Education And Debate

ABC of Rheumatology: SPONDYLOARTHROPATHIES

BMJ 1995; 310 doi: https://doi.org/10.1136/bmj.310.6990.1321 (Published 20 May 1995) Cite this as: BMJ 1995;310:1321
  1. Andrew Keat

    The spondyloarthropathies are a cluster of overlapping forms of inflammatory arthritis that are distinct from rheumatoid arthritis and characteristically affect the spine and entheses (insertions of tendons and ligaments). The syndromes include ankylosing spondylitis, reactive arthritis and Reiter's syndrome, psoriatic arthritis, and enteropathic arthritis. The arthropathy of Whipple's disease and Behcet's syndrome may also be included, although these are more controversial. Less clearly defined overlap categories also exist.

    Principal clinical features associated with spondyloarthropathies

    Musculoskeletal

    • Peripheral arthritis

    • Ethesopathy

    • Sacroiliitis

    • Spondylitis

    Systemic

    • Psoriasis

    • Inflammatory bowel disease

    • Conjunctivitis and iritis

    • Genitourinary inflammation

    • Carditis

    The spondyloarthropathies are distinguished by familial clusters of cases and a strong association with the class I histocompatibility molecules HLA-B27 and, to a lesser extent, HLA-CW6. However, tissue typing for HLA-B27 is not usually helpful and is not a reliable guide to prognosis. Unlike most patients with rheumatoid arthritis, patients with spondyloarthropathies are seronegative for anti-immunoglobulins (rheumatoid factors).
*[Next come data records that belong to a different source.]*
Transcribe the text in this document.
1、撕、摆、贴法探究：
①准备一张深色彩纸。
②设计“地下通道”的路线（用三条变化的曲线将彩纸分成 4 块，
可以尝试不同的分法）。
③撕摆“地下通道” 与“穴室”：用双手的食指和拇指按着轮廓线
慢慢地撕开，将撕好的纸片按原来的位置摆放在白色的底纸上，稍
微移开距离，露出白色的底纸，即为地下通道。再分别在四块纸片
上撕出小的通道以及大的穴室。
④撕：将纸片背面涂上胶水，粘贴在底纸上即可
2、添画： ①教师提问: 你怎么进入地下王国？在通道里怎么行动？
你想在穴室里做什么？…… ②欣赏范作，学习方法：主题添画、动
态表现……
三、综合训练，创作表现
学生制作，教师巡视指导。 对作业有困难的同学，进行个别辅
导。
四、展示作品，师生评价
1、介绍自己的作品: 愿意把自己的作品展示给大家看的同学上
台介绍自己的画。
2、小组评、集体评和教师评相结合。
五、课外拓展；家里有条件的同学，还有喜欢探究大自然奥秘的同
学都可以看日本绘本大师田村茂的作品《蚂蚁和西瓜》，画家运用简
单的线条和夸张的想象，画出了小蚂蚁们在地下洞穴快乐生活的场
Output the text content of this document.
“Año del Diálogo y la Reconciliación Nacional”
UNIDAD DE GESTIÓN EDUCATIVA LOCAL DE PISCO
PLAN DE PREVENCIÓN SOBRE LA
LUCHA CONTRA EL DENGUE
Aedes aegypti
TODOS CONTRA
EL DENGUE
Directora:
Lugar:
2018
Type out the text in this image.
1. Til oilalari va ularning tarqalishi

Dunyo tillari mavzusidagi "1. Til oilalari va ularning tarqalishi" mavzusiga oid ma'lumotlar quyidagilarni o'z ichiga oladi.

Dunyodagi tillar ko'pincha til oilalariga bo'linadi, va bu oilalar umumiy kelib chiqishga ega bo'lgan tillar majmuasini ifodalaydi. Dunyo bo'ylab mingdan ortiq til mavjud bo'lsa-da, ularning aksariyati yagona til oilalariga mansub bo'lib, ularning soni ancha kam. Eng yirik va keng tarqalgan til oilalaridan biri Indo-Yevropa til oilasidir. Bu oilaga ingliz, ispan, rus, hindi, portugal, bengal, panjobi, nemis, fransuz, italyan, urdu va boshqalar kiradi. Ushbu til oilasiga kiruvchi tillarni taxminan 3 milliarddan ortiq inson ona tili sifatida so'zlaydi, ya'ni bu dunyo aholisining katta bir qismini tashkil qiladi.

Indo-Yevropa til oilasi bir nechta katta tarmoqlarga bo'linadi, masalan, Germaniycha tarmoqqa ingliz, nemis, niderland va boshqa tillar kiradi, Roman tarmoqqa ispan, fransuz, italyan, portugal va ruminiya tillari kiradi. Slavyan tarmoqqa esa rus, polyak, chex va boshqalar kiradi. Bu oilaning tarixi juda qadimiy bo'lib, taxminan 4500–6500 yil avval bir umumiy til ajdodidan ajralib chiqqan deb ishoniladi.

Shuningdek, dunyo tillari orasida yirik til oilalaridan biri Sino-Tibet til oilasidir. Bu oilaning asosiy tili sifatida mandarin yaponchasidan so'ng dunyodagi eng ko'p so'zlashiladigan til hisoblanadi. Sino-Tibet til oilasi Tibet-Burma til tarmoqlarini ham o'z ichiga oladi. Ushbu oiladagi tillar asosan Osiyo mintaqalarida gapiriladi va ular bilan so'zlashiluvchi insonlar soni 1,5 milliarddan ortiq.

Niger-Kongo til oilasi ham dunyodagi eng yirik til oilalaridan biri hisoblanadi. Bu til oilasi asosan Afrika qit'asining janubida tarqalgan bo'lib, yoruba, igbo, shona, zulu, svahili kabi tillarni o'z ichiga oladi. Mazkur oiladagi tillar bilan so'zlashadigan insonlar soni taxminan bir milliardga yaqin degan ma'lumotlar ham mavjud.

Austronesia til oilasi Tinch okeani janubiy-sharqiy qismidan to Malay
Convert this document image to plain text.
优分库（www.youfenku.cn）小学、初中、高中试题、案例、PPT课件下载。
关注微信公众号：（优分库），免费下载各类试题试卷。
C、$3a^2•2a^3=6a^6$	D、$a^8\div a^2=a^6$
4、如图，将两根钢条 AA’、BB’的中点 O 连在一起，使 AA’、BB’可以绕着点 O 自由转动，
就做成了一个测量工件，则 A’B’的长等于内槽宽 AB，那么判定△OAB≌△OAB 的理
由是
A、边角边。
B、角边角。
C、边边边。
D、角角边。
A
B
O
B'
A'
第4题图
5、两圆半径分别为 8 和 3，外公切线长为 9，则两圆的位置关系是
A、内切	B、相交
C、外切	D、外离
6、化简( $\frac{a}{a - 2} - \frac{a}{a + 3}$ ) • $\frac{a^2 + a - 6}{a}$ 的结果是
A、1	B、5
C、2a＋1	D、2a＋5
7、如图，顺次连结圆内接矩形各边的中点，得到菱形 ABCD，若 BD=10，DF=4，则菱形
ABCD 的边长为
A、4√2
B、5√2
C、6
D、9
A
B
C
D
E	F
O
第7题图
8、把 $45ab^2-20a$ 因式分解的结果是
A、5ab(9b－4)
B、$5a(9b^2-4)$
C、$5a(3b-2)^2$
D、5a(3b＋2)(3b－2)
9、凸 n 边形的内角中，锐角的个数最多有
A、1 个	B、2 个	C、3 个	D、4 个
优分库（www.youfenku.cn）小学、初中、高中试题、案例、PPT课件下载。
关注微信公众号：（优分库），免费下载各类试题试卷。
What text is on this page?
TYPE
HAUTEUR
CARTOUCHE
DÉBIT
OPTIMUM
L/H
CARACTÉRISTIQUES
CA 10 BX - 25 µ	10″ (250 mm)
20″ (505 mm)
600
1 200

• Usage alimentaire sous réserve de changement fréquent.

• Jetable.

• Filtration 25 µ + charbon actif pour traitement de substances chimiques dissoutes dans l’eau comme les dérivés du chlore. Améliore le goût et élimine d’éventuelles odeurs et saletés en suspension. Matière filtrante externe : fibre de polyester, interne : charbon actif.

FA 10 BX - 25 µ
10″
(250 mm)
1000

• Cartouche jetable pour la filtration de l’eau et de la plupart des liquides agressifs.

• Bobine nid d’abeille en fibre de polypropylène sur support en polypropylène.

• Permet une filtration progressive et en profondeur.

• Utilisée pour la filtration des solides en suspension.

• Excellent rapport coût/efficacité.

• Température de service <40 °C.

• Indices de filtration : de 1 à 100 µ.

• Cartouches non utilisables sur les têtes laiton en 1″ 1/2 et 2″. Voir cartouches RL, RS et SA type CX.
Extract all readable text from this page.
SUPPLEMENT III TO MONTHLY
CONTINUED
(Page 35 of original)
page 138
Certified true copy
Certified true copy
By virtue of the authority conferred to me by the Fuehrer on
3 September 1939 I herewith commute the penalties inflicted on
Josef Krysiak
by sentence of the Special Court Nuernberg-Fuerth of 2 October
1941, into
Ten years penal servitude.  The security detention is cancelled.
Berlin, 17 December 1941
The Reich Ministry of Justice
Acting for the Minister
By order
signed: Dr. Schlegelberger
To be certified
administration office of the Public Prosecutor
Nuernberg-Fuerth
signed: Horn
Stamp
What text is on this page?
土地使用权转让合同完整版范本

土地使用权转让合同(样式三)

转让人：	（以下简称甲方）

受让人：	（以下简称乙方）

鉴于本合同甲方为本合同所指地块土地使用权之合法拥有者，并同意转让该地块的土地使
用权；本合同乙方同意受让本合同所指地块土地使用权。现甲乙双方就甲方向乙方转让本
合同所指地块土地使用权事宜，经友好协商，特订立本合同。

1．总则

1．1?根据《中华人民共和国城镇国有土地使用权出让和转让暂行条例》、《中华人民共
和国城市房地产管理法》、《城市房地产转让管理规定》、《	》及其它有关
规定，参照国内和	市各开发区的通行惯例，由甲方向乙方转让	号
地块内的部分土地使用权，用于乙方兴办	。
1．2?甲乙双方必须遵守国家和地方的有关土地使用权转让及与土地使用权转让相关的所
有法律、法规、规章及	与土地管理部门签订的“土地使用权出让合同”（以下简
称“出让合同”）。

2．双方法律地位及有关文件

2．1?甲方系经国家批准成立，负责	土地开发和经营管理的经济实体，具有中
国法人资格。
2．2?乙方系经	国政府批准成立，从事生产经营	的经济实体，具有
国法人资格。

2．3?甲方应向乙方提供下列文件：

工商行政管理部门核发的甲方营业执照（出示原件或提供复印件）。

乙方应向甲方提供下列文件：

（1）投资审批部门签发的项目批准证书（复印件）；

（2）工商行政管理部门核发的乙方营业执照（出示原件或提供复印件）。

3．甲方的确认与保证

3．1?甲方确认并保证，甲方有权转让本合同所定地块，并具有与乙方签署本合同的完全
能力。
    Spondyloarthropathies may present at any age, though young adults are primarily affected. In contrast with rheumatoid disease, both sexes are affected more or less equally, though with a slight male predominance. Spinal symptoms may also be more prominent in males.

    View this table:

    Estimated prevalence of spondyloarthropathies and related conditions in United Kingdom

    Lesions

    Entheses

    The characteristic lesions of entheses—such as of the plantar fascia and Achilles tendon insertion—may appear as radiographic erosions. Repair by reactive bone leads to a new, more superficial enthesis, forming a bony spur. This is remodelled with cancellous bone, which eventually leads to ankylosis. Widespread diffuse lesions in the spine or pelvis may produce insidious stiffness and generalised discomfort.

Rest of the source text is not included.